The phrase “to call off,” in this podcast, means to cancel or end something so that it no longer occurs as planned or scheduled: “School was called off yesterday due to icy roads and dangerous driving conditions.” The phrase “to call it a day” means to decide to stop working, especially because one is tired: “We haven’t finished the report yet, but I’m too tired to think clearly. Let’s call it a day.” The phrase “to call the shots” means to be in control and be able to make decisions: “Who calls the shots in your marriage: you or your wife?” Finally, the phrase “to call a meeting” means to schedule a meeting and ask people to attend: “Who called a meeting at 6:15 a.m.?”

trade

In this podcast, the word “trade” means import and export, or the sale and purchase of goods internationally: “The federal government signed a treaty to increase trade with Central Asia.” A “trade” can also refer to a particular type of work, usually one involving working with one’s hands: “James is hoping to become an electrician. Do you know anyone in the trade?” The “tourist trade” refers to all the business done to serve tourists or travelers: “The tourist trade is busiest during the warm summer months.” Finally, the phrase “tricks of the trade” means clever ways to do something well, especially when few people are familiar with them: “Hitting a clove of garlic to peel it more easily is just one of the tricks of the trade in the kitchen.”

Culture Note
Types of Economic Sanctions

The Office of Foreign Assets Control (OFAC) of the U.S. Department of the Treasury is responsible for “administering” (creating and operating) and enforcing economic sanctions. In most cases, sanctions are designed to “hinder” (make more difficult) the work of “terrorists” (people who use violence to create fear among large groups of people) and “drug traffickers” (people who transport and sell illegal drugs), but the sanctions can also be used as a way to influence a country’s policies, especially regarding the use of “chemical weapons” (ways of using dangerous chemicals to hurt or kill people).
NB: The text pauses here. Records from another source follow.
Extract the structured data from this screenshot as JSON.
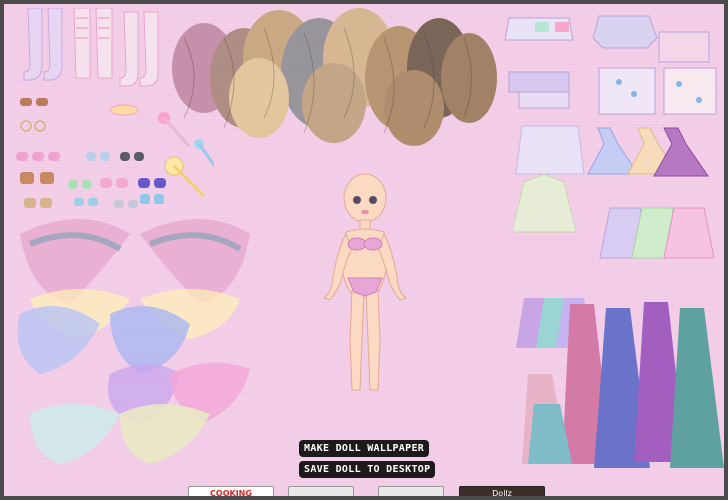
{
  "actions": {
    "make_wallpaper": "MAKE DOLL WALLPAPER",
    "save_desktop": "SAVE DOLL TO DESKTOP"
  },
  "footer": {
    "left_label": "COOKING",
    "right_label": "Dollz"
  },
  "colors": {
    "background": "#f2cbe6",
    "frame": "#4a4a4a",
    "button_bg": "#1e1a1c",
    "skin": "#fbd9c3",
    "bikini": "#e8a6d6"
  }
}
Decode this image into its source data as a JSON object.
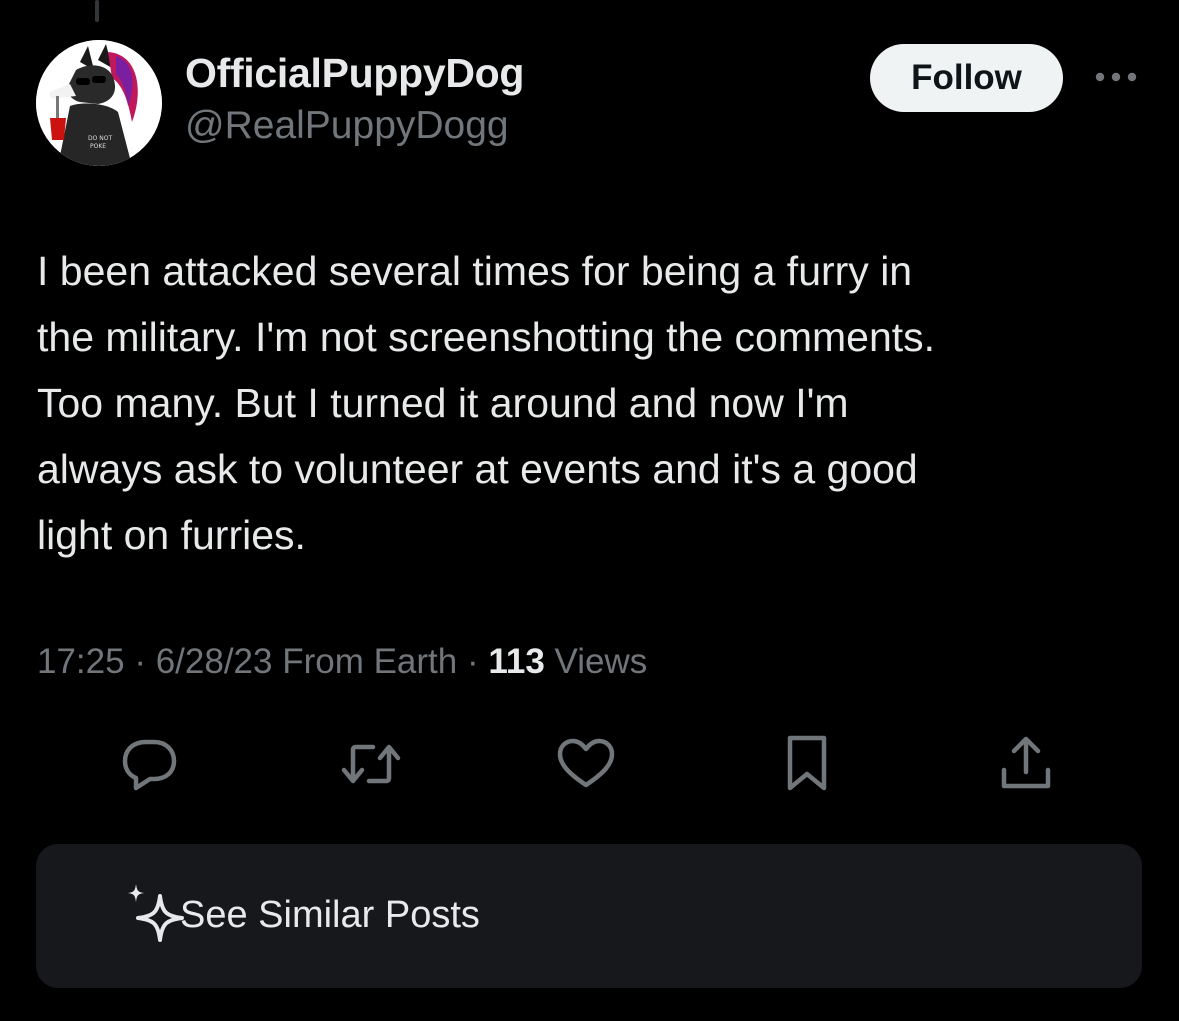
{
  "user": {
    "display_name": "OfficialPuppyDog",
    "handle": "@RealPuppyDogg",
    "avatar_text": "DO NOT POKE"
  },
  "follow_label": "Follow",
  "post": {
    "lines": [
      "I been attacked several times for being a furry in",
      "the military. I'm not screenshotting the comments.",
      "Too many. But I turned it around and now I'm",
      "always ask to volunteer at events and it's a good",
      "light on furries."
    ]
  },
  "meta": {
    "time": "17:25",
    "sep1": " · ",
    "date": "6/28/23",
    "from": " From Earth",
    "sep2": " · ",
    "views_count": "113",
    "views_label": " Views"
  },
  "actions": {
    "icons": [
      "reply-icon",
      "repost-icon",
      "like-icon",
      "bookmark-icon",
      "share-icon"
    ]
  },
  "similar": {
    "label": "See Similar Posts",
    "icon": "sparkle-icon"
  },
  "colors": {
    "background": "#000000",
    "text": "#e7e9ea",
    "secondary": "#71767b",
    "card": "#16181c",
    "button": "#eff3f4"
  }
}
One type of economic sanction is to “block assets” or “freeze accounts,” which mean to “restrict” (limit) or “prevent” (not allow) a person, organization, or government to access its bank accounts. This restricts “cash flow” (the ability to access money needed to pay one’s bills) and makes continued operations almost impossible.

Another type of economic sanction is to “stipulate” (state) that certain transactions are prohibited. Prohibited transactions are usually related to trade with a particular country, but they can also affect what types of “deposits” (money placed in an account) and “withdrawals” (money taken out of an account) banks can “process” (perform for clients).
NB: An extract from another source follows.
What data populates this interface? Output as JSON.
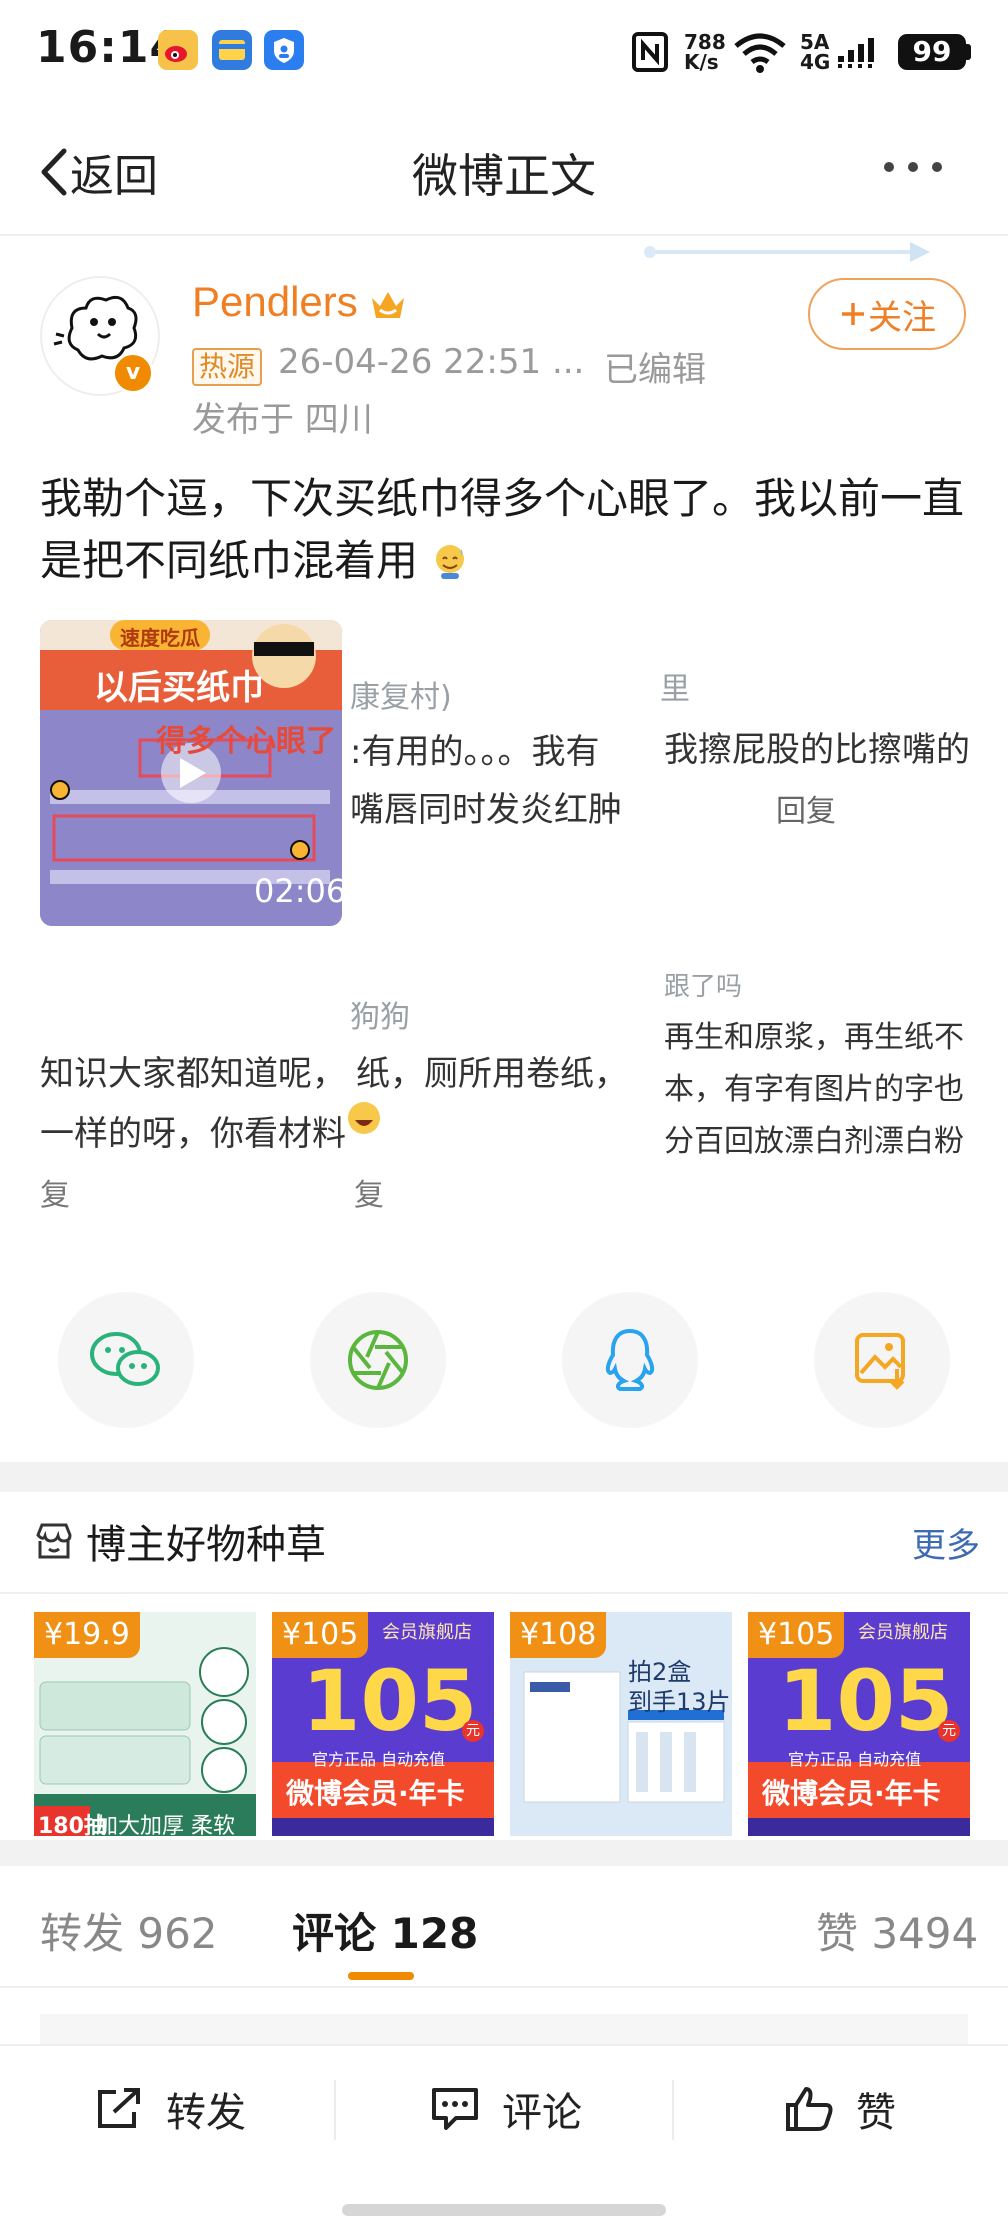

OFAC usually creates “exceptions” (certain circumstances under which the regular rules do not apply) to its economic sanctions. This is especially true where there are “humanitarian” (related to the welfare and well-being of people) concerns, such as the need to engage in trade so that people have enough food to eat. The OFAC website has a long list of questions that individuals and businesses can answer to determine whether their transactions and trade are “eligible” (qualified) for such exceptions.